Velocidade virou commodity. Qualidade é o novo gargalo
Produzir ficou de graça. Fazer curadoria, não
Todo negócio tem um gargalo. E o gargalo nunca fica parado.
Ele é o ponto do sistema que dita o ritmo de tudo. Você pode acelerar cada outra parte da sua empresa, contratar, comprar ferramenta, trabalhar no fim de semana, mas se não for no gargalo, você não anda mais rápido. Só acumula estoque. Foi essa história que o Eliyahu Goldratt contou em 1984, em um romance sobre uma fábrica prestes a fechar que apresentou ao mundo a Teoria das Restrições.
Essa semana reuni as lideranças e parte do time da Linkana para o nosso checkpoint trimestral. A cada 03 meses eu escrevo uma carta para o time inteiro, onde tento deixar clara cada iniciativa de produto e de distribuição, e por que acredito que ela importa. Só que dessa vez o assunto das nossas duas conversas mais longas não foi iniciativa nenhuma. Foi comunicação e qualidade. E foi ali, ouvindo o time, que a ficha caiu: o nosso gargalo mudou de lugar, e a maioria de nós ainda não tinha percebido.
Velocidade virou commodity. Qualidade é o novo gargalo.
Quando eu comecei a empreender, e quando o Jason Fried e o DHH escreveram o Rework lá em 2010, a mensagem era clara: pare de planejar, lance. O mundo era cheio de gente que sabia falar e não entregava. A vantagem morava em quem tinha a disciplina de enviar, de aceitar o “good enough” e colocar na rua enquanto passavam meses fazendo apresentação de slides. Time pequeno, decisão rápida, produto no ar. O gargalo de qualquer empresa de software era a execução. Escrever o código, tirar a feature da cabeça e botar pra funcionar custava caro, custava gente boa e custava tempo. Todo mundo sabia, então todo o sistema estava, corretamente, organizado pra proteger e acelerar a execução.

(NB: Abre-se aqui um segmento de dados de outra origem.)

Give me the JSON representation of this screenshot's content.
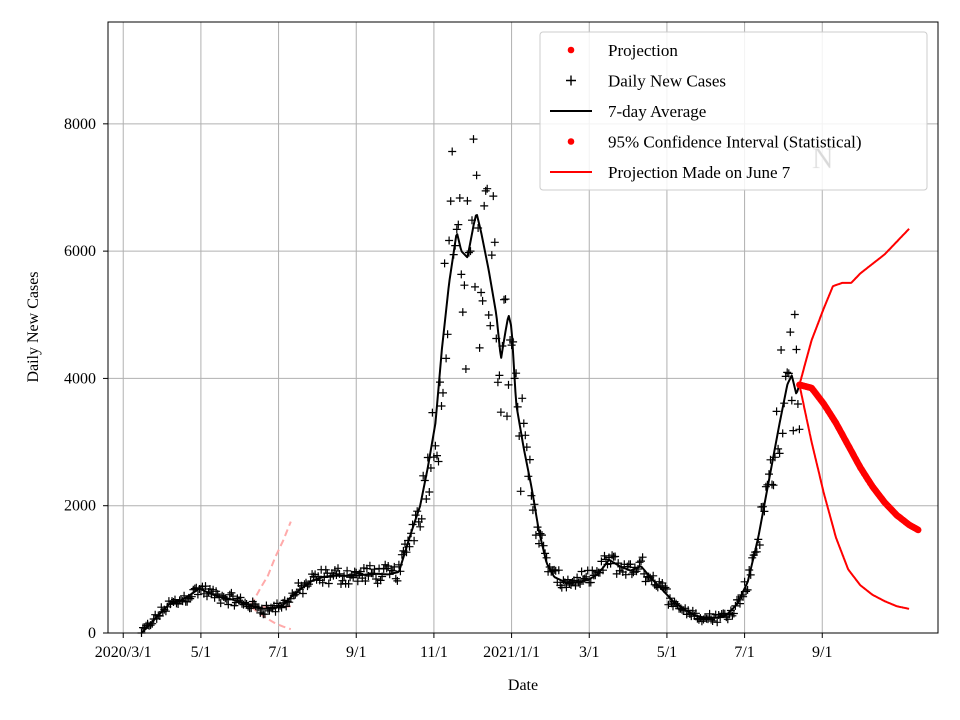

A gente construiu a Linkana assim. Por sete anos, o nosso gargalo sempre foi a nossa velocidade de execução. E a nossa mentalidade Lean subordinou todo o resto para otimizar a velocidade.
Aí veio a IA e mexeu o chão embaixo dos nossos pés.
Foi o Cirdes, meu sócio, quem trouxe a teoria de Goldratt para reflexão na Linkana. Ele estava com uma sensação ruim: de que os nossos processos, afinados durante anos, pareciam ter parado de funcionar. E quando ele leu sobre a Teoria das Restrições, o problema ficou claro. O gargalo sempre existiu. Ele só se moveu do lugar onde a gente se acostumou a vê-lo durante anos.
Gerar ficou barato. Código, texto, proposta, pedido de feature, resposta de e-mail. Tudo que antes custava horas agora sai apertando um botão. A execução, que era a restrição sagrada, deixou de ser a restrição. E como todo sistema tem uma, ela reapareceu no lugar mais desconfortável possível: na qualidade. Fazer rápido qualquer um faz. Ter certeza de que aquilo que saiu rápido presta, gera valor e não vai explodir depois, isso continua caro. E continua humano.
Comunicação também ficou barata. Se antes produzir um parágrafo de texto era uma tortura para muitos, agora se tornou a coisa mais óbvia e dada do mundo. E é claro que eu quero todo mundo na Linkana usando IA em tudo, inclusive para se comunicar. Só que a conta é traiçoeira: quanto mais barato e fácil é gerar textos longos sem nenhum tipo de revisão, mais caro fica pra próxima pessoa consumir. Quando você joga um documento de IA no colega sem ler, você não economizou o seu tempo. Você empurrou pra ele o trabalho de revisar, e muitas vezes o tempo dele pode valer até mais que o seu. O gargalo da comunicação passou a ser o discernimento de quem filtra o que vale a pena os outros lerem.
Se gerar código e se comunicar ficaram tão triviais, o trabalho deixou de ser escrever. Virou desenhar o processo que garante que o texto serve pra alguma coisa.
A parte mais difícil deste novo desenho é o que a Teoria das Restrições chama de subordinar. É contraintuitivo: você, que agora consegue produzir feito uma máquina, precisa segurar a mão. Soltar dez vezes mais trabalho sem qualidade não acelera nada, só entope o pipeline de coisas inúteis para revisar. A disciplina nova é gerar menos e melhor, e usar o tempo que a IA devolveu pra lapidar, priorizar e jogar fora, em vez de empilhar.
Pra quem empreende, isso muda completamente o jogo.
Agora que velocidade sai de graça na caixa de uma IA, se comunicar bem e produzir com qualidade virou o ativo mais difícil de copiar que existe.